18. Not any other, on account of non-permanency of abode, and of impossibility.
As the reflected Self and the other Selfs mentioned by the Pûrvapakshin do not necessarily abide within the eye, and as conditionless immortality and the other qualities (ascribed in the text to the Person within the eye) cannot possibly belong to them, the Person within the eye cannot be any Self other than the highest Self. Of the reflected Self it cannot be said that it permanently abides within the eye, for its presence there depends on the nearness to the eye of another person. The embodied Self again has its seat within the heart, which is the root of all sense-organs, so as to assist thereby the activities of the different senses; it cannot therefore abide within the eye. And with regard to the divinity the text says that 'he rests with his rays in him, i.e. the eye': this implies that the divine being may preside over the organ of sight although itself abiding in another place; it does not therefore abide in the eye.

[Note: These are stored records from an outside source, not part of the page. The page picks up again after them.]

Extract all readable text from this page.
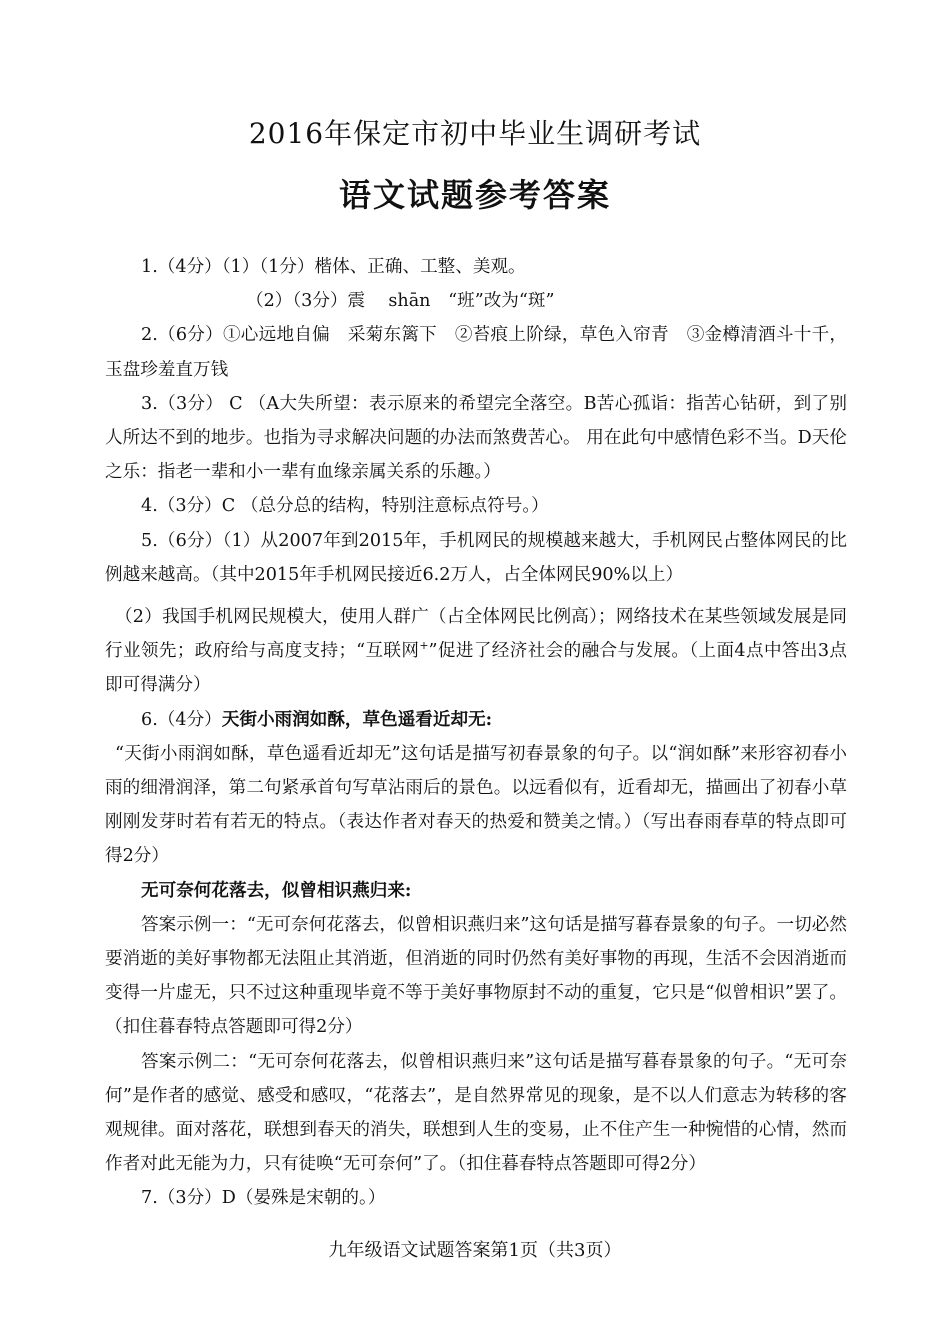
2016年保定市初中毕业生调研考试
语文试题参考答案

1.（4分）（1）（1分）楷体、正确、工整、美观。

（2）（3分）震　 shān　“班”改为“斑”

2.（6分）①心远地自偏　采菊东篱下　②苔痕上阶绿，草色入帘青　③金樽清酒斗十千，玉盘珍羞直万钱

3.（3分） C （A大失所望：表示原来的希望完全落空。B苦心孤诣：指苦心钻研，到了别人所达不到的地步。也指为寻求解决问题的办法而煞费苦心。 用在此句中感情色彩不当。D天伦之乐：指老一辈和小一辈有血缘亲属关系的乐趣。）

4.（3分）C （总分总的结构，特别注意标点符号。）

5.（6分）（1）从2007年到2015年，手机网民的规模越来越大，手机网民占整体网民的比例越来越高。（其中2015年手机网民接近6.2万人，占全体网民90%以上）

（2）我国手机网民规模大，使用人群广（占全体网民比例高）；网络技术在某些领域发展是同行业领先；政府给与高度支持；“互联网+”促进了经济社会的融合与发展。（上面4点中答出3点即可得满分）

6.（4分）天街小雨润如酥，草色遥看近却无:

“天街小雨润如酥，草色遥看近却无”这句话是描写初春景象的句子。以“润如酥”来形容初春小雨的细滑润泽，第二句紧承首句写草沾雨后的景色。以远看似有，近看却无，描画出了初春小草刚刚发芽时若有若无的特点。（表达作者对春天的热爱和赞美之情。）（写出春雨春草的特点即可得2分）

无可奈何花落去，似曾相识燕归来:

答案示例一：“无可奈何花落去，似曾相识燕归来”这句话是描写暮春景象的句子。一切必然要消逝的美好事物都无法阻止其消逝，但消逝的同时仍然有美好事物的再现，生活不会因消逝而变得一片虚无，只不过这种重现毕竟不等于美好事物原封不动的重复，它只是“似曾相识”罢了。（扣住暮春特点答题即可得2分）

答案示例二：“无可奈何花落去，似曾相识燕归来”这句话是描写暮春景象的句子。“无可奈何”是作者的感觉、感受和感叹，“花落去”，是自然界常见的现象，是不以人们意志为转移的客观规律。面对落花，联想到春天的消失，联想到人生的变易，止不住产生一种惋惜的心情，然而作者对此无能为力，只有徒唤“无可奈何”了。（扣住暮春特点答题即可得2分）

7.（3分）D（晏殊是宋朝的。）

九年级语文试题答案第1页（共3页）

Moreover, non-conditioned immortality and similar qualities cannot belong to any of these three Selfs. The Person seen within the eye therefore is the highest Self.

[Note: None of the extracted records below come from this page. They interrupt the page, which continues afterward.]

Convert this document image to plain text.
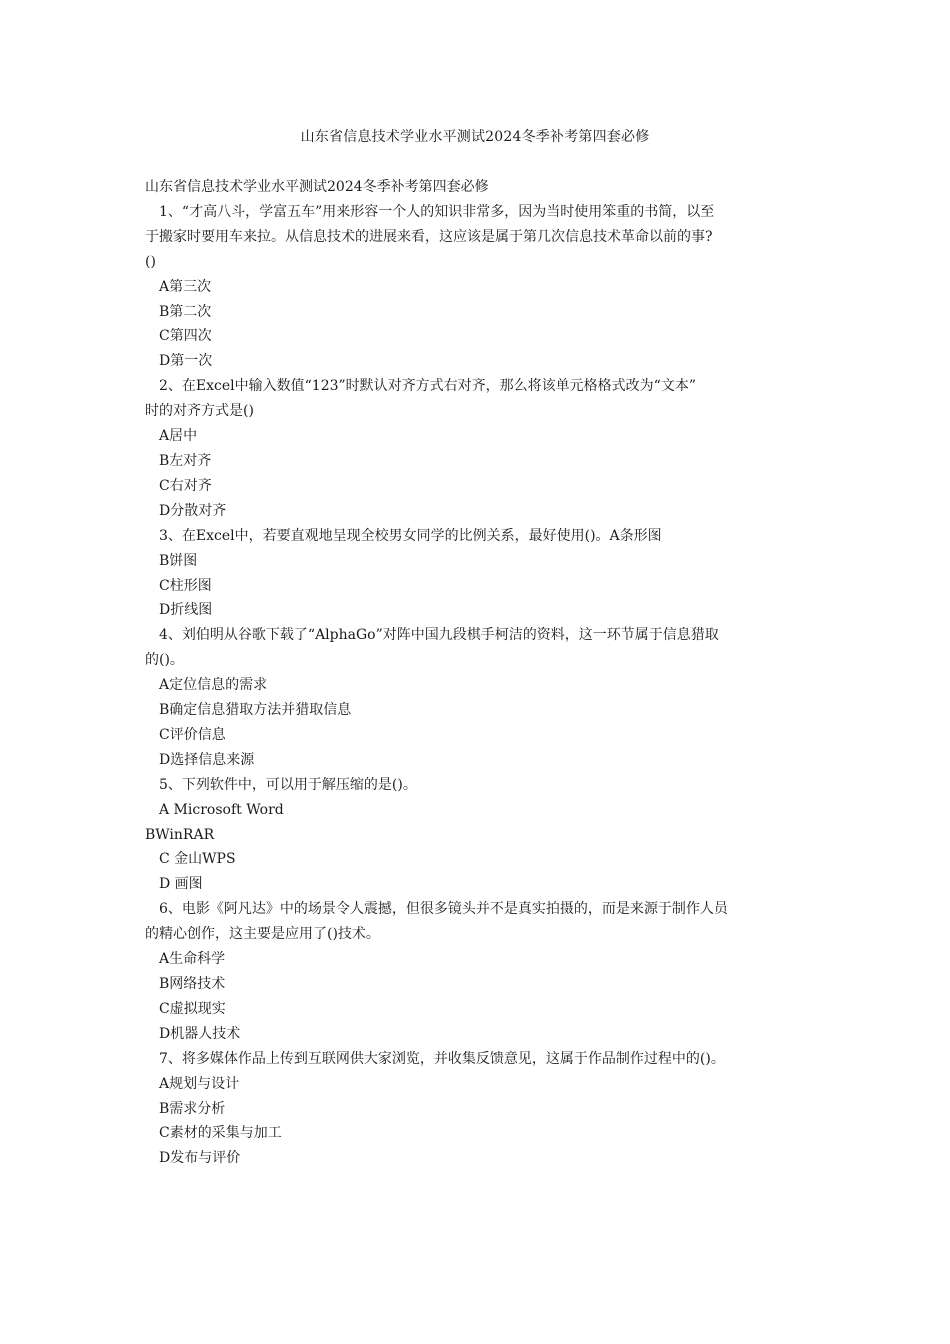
山东省信息技术学业水平测试2024冬季补考第四套必修
山东省信息技术学业水平测试2024冬季补考第四套必修
1、“才高八斗，学富五车”用来形容一个人的知识非常多，因为当时使用笨重的书简，以至
于搬家时要用车来拉。从信息技术的进展来看，这应该是属于第几次信息技术革命以前的事?
()
A第三次
B第二次
C第四次
D第一次
2、在Excel中输入数值“123”时默认对齐方式右对齐，那么将该单元格格式改为“文本”
时的对齐方式是()
A居中
B左对齐
C右对齐
D分散对齐
3、在Excel中，若要直观地呈现全校男女同学的比例关系，最好使用()。A条形图
B饼图
C柱形图
D折线图
4、刘伯明从谷歌下载了“AlphaGo”对阵中国九段棋手柯洁的资料，这一环节属于信息猎取
的()。
A定位信息的需求
B确定信息猎取方法并猎取信息
C评价信息
D选择信息来源
5、下列软件中，可以用于解压缩的是()。
A Microsoft Word
BWinRAR
C 金山WPS
D 画图
6、电影《阿凡达》中的场景令人震撼，但很多镜头并不是真实拍摄的，而是来源于制作人员
的精心创作，这主要是应用了()技术。
A生命科学
B网络技术
C虚拟现实
D机器人技术
7、将多媒体作品上传到互联网供大家浏览，并收集反馈意见，这属于作品制作过程中的()。
A规划与设计
B需求分析
C素材的采集与加工
D发布与评价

We have, under Sû. I, 2, 14, assumed as proved that the abiding within the eye and ruling the eye, which is referred to in Bri. Up. III, 7, 18 ('He who dwells in the eye,' &c.), can belong to the highest Self only, and have on that basis proved that the Self within the eye is the highest Self.--Here terminates the adhikarana of that 'within.'--The next Sûtra now proceeds to prove that assumption.